Venezuela aims for a quick start for wind

VENEZUELA: Venezuela is pursuing a radical start to its national wind power programme, with plans to install 1.7GW in just five years, a senior government official has revealed.

Venezuela president Hugo Chavez announced a $1billion fund to tackle the country's electricity supply problems

Alberto Urdaneta, director of alternative energy at the electricity ministry, says that the country is aiming for 1.7GW by 2015, with focus on the northwestern Zulia state, where 750MW could be installed over five years.

The country has no commercial wind farms. It does, however, have two data collection towers in Zulia under a $2 million venture with the Portuguese government to map Venezuela's wind and solar potential, Urdaneta says. The bulk of new investment will be in Zulia's Guajira peninsula, a thinly populated agricultural area near Colombia.

Exceptional resource

There is already enough data to start designing a wind farm of up to 500MW, according to Urdaneta. "In the Guajira there is an exceptional resource. Average wind speeds are ten metres a second and it is very stable in velocity and direction," he says. His department is working on designs for the first 150MW stage of a wind farm in Guajira.

Urdaneta says the area is especially appropriate for wind development because of its low population density, and that farming does not compete with wind power production. There are also links via 400kW and 180kW transmission lines to Maracaibo, the state capital and Venezuela's second-largest city, whose main economy is the oil produced in and around Lake Maracaibo.

The ministry's efforts are separate from a series of medium-sized projects led by state-run energy giant Petroleos de Venezuela (PDVSA), he adds, saying that in the Paraguana peninsula in the state of Falcon, near Zulia, PDVSA is already lifting towers into place on the site.

A separate Venezuelan source, speaking off the record, says that 24 of the 76 tower foundations have been completed.

PDVSA is also pursuing 72MW of wind power projects on three sites spread across the country, first detailed in a 2008 memorandum of understanding with Portuguese company Galp.

"There had been a plan for pilot projects: 24MW in La Guajira, 24MW on Margarita Island, 24MW in Chacopata on the Araya Peninsula," Urdaneta says. All three sites are on the Caribbean in the states of Zulia, Nueva Espara and Sucre.

Last year's financial crisis means this three-part project might now be moving faster, according to Urdaneta. "We would have had to wait three years for the equipment," he says. "Now there is cheap unsold stock that we can pay for immediately. There is an opportunity." The ministry is working with PDVSA seeking financing for the project.

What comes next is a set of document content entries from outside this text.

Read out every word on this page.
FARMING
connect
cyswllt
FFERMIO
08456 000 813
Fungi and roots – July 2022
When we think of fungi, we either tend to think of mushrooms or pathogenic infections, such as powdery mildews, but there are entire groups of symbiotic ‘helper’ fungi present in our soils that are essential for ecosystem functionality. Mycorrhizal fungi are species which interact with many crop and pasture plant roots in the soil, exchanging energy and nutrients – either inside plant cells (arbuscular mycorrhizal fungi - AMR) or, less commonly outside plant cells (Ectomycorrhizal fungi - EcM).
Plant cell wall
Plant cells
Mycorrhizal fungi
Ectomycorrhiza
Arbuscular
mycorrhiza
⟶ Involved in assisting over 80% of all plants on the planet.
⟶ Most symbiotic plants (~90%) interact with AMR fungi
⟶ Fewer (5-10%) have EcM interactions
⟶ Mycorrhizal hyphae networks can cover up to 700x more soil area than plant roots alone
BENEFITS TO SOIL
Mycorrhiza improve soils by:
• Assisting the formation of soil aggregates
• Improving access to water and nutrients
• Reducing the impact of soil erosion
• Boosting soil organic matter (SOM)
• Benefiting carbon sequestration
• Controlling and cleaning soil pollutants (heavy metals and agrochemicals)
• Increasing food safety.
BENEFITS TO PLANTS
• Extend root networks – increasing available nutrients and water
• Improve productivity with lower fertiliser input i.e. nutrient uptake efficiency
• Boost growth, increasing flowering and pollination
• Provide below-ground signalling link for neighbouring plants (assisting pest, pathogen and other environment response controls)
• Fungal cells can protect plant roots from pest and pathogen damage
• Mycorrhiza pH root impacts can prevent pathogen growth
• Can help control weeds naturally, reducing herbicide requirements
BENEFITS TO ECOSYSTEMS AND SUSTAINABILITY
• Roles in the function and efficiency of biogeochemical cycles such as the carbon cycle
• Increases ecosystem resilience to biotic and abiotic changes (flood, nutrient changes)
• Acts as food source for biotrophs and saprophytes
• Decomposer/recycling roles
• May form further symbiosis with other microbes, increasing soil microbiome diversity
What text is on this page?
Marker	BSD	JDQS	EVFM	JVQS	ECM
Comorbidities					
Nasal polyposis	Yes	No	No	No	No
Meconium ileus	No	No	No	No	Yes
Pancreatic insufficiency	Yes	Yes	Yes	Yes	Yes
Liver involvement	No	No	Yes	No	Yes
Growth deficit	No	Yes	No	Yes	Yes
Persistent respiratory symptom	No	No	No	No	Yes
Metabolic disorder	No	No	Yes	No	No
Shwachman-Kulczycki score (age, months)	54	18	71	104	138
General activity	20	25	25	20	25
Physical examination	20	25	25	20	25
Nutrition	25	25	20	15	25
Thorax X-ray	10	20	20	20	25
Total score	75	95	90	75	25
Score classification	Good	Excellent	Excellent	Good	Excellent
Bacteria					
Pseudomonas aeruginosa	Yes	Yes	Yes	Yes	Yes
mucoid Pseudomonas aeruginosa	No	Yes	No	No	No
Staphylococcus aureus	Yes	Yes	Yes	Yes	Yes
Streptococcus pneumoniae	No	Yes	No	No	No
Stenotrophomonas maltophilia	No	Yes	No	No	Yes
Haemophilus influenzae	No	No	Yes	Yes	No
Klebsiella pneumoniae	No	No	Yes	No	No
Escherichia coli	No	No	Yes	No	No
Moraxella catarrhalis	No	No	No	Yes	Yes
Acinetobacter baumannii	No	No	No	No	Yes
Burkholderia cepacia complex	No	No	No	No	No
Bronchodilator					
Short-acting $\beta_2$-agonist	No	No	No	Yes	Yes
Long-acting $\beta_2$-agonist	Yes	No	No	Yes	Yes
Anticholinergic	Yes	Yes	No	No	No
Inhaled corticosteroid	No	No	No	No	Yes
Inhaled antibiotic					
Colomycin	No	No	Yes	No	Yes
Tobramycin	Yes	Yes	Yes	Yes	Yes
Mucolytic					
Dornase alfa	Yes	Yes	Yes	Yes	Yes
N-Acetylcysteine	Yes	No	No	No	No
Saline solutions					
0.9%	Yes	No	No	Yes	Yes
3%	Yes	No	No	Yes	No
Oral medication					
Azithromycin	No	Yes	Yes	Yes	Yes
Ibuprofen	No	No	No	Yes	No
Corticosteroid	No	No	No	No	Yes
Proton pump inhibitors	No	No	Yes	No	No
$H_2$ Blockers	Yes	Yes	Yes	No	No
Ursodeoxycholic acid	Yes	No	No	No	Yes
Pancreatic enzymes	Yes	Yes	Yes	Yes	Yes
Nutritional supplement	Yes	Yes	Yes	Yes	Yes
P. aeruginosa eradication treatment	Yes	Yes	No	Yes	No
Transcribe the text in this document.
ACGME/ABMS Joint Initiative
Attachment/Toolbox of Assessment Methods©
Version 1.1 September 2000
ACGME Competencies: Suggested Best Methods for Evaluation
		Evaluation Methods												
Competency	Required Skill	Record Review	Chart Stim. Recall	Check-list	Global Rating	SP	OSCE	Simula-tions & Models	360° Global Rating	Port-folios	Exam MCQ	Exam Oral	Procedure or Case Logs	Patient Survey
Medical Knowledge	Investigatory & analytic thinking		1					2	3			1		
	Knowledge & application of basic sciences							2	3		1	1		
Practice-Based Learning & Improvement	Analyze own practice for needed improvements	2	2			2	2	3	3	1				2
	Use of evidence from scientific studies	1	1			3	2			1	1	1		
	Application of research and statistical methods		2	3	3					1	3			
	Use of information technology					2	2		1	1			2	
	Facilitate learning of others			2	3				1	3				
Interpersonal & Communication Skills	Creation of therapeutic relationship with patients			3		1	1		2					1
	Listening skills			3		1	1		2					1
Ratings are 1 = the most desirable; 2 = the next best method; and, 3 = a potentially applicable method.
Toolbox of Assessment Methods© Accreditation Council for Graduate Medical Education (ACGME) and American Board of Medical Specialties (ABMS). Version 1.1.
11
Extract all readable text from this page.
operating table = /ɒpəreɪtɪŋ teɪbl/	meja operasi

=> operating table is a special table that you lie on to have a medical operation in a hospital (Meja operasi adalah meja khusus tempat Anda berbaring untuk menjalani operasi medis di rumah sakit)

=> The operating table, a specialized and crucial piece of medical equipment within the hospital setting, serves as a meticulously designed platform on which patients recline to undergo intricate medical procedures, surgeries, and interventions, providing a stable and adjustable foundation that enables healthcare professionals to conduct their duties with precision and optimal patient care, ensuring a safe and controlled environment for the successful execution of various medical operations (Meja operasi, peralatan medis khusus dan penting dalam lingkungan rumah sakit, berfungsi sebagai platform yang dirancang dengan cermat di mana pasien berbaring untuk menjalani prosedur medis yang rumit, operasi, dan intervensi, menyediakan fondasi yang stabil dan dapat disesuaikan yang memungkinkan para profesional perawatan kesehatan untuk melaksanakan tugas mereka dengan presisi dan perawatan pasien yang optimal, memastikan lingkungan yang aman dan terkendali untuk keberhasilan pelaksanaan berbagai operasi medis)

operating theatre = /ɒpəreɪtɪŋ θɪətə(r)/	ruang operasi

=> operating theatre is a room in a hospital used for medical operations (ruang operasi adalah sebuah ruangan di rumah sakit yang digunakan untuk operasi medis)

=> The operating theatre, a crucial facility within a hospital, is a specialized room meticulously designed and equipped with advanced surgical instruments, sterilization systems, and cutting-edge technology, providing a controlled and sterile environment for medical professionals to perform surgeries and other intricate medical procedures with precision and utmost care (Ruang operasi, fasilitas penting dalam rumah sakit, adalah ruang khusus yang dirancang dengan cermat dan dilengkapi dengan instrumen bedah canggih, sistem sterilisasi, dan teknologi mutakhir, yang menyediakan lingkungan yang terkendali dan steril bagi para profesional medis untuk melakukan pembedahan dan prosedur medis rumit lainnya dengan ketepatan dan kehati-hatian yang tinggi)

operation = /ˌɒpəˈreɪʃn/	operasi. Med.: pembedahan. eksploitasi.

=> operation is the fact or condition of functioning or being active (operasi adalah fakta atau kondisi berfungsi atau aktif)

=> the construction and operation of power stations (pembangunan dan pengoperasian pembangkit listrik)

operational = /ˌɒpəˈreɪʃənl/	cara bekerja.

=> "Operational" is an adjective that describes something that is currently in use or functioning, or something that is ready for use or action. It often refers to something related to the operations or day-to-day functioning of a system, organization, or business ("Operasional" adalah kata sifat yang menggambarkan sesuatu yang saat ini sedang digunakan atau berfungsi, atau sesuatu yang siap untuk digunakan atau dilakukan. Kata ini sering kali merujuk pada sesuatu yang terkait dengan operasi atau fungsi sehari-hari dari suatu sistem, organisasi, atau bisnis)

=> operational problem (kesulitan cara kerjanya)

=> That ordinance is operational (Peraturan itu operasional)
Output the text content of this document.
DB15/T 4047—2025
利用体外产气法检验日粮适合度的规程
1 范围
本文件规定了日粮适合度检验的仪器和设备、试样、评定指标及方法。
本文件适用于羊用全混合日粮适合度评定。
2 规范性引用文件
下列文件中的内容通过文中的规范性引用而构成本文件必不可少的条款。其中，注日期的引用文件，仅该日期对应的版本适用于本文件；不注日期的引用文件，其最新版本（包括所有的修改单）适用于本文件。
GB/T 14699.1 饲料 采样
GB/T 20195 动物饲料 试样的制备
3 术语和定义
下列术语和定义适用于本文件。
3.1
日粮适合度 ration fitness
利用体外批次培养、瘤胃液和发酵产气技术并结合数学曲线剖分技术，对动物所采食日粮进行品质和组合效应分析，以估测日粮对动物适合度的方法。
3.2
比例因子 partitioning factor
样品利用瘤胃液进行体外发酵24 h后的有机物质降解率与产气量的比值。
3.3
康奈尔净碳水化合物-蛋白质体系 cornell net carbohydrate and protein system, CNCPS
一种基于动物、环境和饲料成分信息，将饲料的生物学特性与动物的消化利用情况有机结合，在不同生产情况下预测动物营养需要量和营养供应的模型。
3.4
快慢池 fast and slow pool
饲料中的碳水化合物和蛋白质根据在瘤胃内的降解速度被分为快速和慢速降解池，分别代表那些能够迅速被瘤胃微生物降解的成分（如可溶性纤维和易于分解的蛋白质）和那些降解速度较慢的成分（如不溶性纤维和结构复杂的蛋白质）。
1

Venezuela has a number a micro wind power projects, designed to help households in rural areas away from the electricity grid.

Energy security

The wind expansion is part of a national energy plan announced at the end of 2009. In January, President Hugo Chavez announced a $1 billion fund intended to tackle the nation's electricity problems.

At the end of last year, some 70% of the country's electricity came from a single source, the Guri hydroelectric dam. When the dam experienced a shortage of water due to an exceptional dry period, the nation suffered a series of power outages. The National Electricity Fund has to tackle a portfolio of 109 projects, which include energy saving, solar power, maintenance and distribution.